Related Work & Insights¶
- Single-neuron convex barrier (Salman 2019, Palma 2021, Baader 2024) is the direct dialogue partner. Baader et al. proved Triangle fails for \(\mathbb{R}^2\) max; this paper upgrades this impossibility to a universal barrier for all convex relaxations while providing a positive counterpart where multi-neuron methods succeed.
- Multi-neuron relaxation family (k-ReLU/Singh 2019, PRIMA/Müller 2022, cross-layer/Zhang 2022) provides the objects of analysis; this paper uses abstract operators like \(M_k\) and \(P_r\) to characterize their optimal limits.

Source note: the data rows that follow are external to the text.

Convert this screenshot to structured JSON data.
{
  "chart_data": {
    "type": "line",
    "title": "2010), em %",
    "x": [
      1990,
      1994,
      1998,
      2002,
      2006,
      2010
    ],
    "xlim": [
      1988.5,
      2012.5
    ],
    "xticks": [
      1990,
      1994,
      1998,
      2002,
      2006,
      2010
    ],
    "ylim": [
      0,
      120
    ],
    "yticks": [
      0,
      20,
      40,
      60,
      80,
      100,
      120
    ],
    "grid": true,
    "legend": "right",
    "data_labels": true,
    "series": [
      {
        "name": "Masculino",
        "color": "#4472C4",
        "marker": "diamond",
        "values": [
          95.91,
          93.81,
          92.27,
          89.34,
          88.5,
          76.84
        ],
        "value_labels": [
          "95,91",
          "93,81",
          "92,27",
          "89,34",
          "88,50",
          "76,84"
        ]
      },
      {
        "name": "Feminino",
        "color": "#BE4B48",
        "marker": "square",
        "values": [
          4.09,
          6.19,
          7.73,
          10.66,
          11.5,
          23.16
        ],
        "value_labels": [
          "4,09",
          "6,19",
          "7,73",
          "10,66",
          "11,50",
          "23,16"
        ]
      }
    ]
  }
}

- Branch-and-Bound complete verification (DeepPoly, \(\alpha,\beta\)-CROWN, etc., recent state-of-the-art complete verifiers) almost all use single-neuron relaxations for bounding. This paper's partition complexity results provide the theoretical basis for switching to multi-neuron bounding in BaB.
- Insight: For the certified robustness community, this work settles the fundamental question of "whether convex relaxation is the endgame"—the answer is "only as a subroutine for BaB," shifting research focus toward multi-neuron bounding in BaB and multi-neuron certified training.
Rating¶
- Novelty: ⭐⭐⭐⭐⭐ First rigorous characterization of multi-neuron relaxation expressiveness; proposes the "universal convex barrier" and clarifies the single-neuron barrier; a foundational theoretical contribution.
- Experimental Thoroughness: ⭐⭐⭐ Pure theory work with no empirical experiments; theorems and case studies are self-consistent and complete, but practical algorithms are left for future work.
- Writing Quality: ⭐⭐⭐⭐ Symmetric presentation of negative/positive results; clear lemma-theorem logic chains; excellent use of examples (max, pumping lemma) for clarity.
- Value: ⭐⭐⭐⭐⭐ Clarifies a long-standing fundamental question in certified robustness, closing the door on pure convex relaxation while pointing to BaB subroutines and certified training as specific directions.